Le vieux se lève, tâtonnant, et la vieille, accrochée à sa veste de pyjama, emboîte le pas.

–  Moi qui suis plus vieux que Saturne, affirme-t-il, c’est à peine si je commence à y voir clair. Sans cesse j’ai reculé, sans jamais atteindre l’apogée.

–  Quant à la vitesse de la lumière, dit la vieille, je l’ai prise de plein fouet. Me vois-tu, garçon ?

Et elle recule, et le vieux aussi, tous deux se marchant sur les mules, jusqu’à l’angle des murs.

– Picturalement, cela ferait un beau sujet, dit le jeune homme, ou photographiquement, à la rigueur, votre butée, votre embrassade.

– Non, dit la vieille, ne nous fixe pas : nous n’avons pas fini.

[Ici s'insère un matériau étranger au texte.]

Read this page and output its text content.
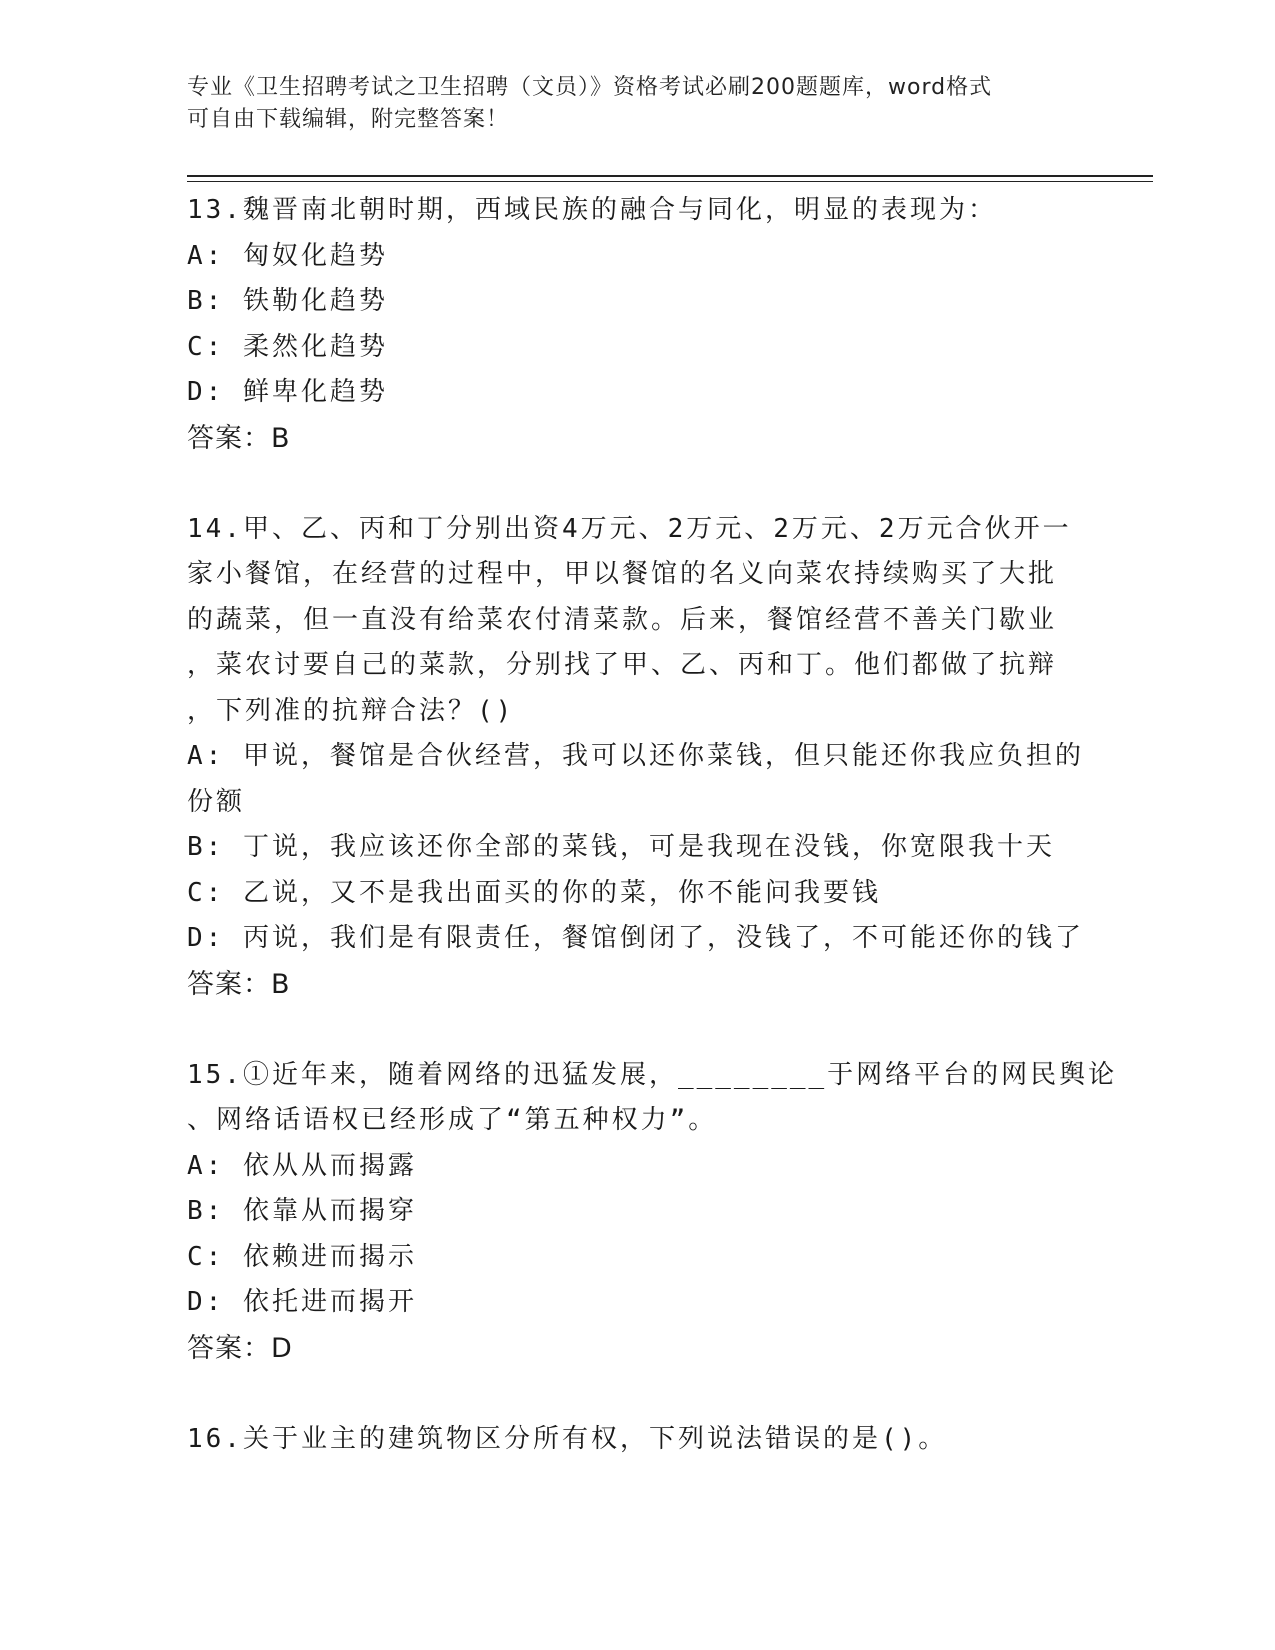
专业《卫生招聘考试之卫生招聘（文员）》资格考试必刷200题题库，word格式
可自由下载编辑，附完整答案！
13.魏晋南北朝时期，西域民族的融合与同化，明显的表现为：
A: 匈奴化趋势
B: 铁勒化趋势
C: 柔然化趋势
D: 鲜卑化趋势
答案：B
14.甲、乙、丙和丁分别出资4万元、2万元、2万元、2万元合伙开一
家小餐馆，在经营的过程中，甲以餐馆的名义向菜农持续购买了大批
的蔬菜，但一直没有给菜农付清菜款。后来，餐馆经营不善关门歇业
，菜农讨要自己的菜款，分别找了甲、乙、丙和丁。他们都做了抗辩
，下列准的抗辩合法？()
A: 甲说，餐馆是合伙经营，我可以还你菜钱，但只能还你我应负担的
份额
B: 丁说，我应该还你全部的菜钱，可是我现在没钱，你宽限我十天
C: 乙说，又不是我出面买的你的菜，你不能问我要钱
D: 丙说，我们是有限责任，餐馆倒闭了，没钱了，不可能还你的钱了
答案：B
15.①近年来，随着网络的迅猛发展，________于网络平台的网民舆论
、网络话语权已经形成了“第五种权力”。
A: 依从从而揭露
B: 依靠从而揭穿
C: 依赖进而揭示
D: 依托进而揭开
答案：D
16.关于业主的建筑物区分所有权，下列说法错误的是()。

– Il y a du reste, grogne le vieux.

Mais le couple se tient coi, la face grise et rouge – effet du soleil levant, renvoi du miroir, au tréfonds de la pièce – tandis que la jeune fille s’étire : son ombre, doublée par la glace apporte un semblant de paix. Et le jeune homme, tâtant l’ombre, touche la fille, sa douce peau immobile, sans qu’elle tressaille. Quand la jeune fille, imperceptiblement, bronche, bouge vers lui, se collant contre son corps, il ferme les yeux, comme elle. Ainsi   font-ils mine de ne plus se voir autrement qu’en aveugles – ainsi frémissent les vieux : il faudrait être aveugle pour ne point voir.  A force de se fusiller du regard, leurs orbites sont béantes. Trous noirs où s’aspire la lumière, à toute vitesse. Et les jeunes, s’embrassant, paupières closes, résistent encore longtemps, percevant, peu à peu, à travers leurs paupières, les formes dissoutes l’un de l’autre – jusqu’à distinguer clairement un homme et une femme, eux, se débattre, images renversées dans la pupille l’un de l’autre. Alors, prenant du champ, ils ont peur lun de l’autre, ne se reconnaissent plus. Leurs images imprécises, comme ces étangs percés d’herbes à la dérive, de feuilles pourries, s’effacent, perdus dans les fanges.

–  Il faut s’accrocher aux choses quotidiennes, dit la vieille.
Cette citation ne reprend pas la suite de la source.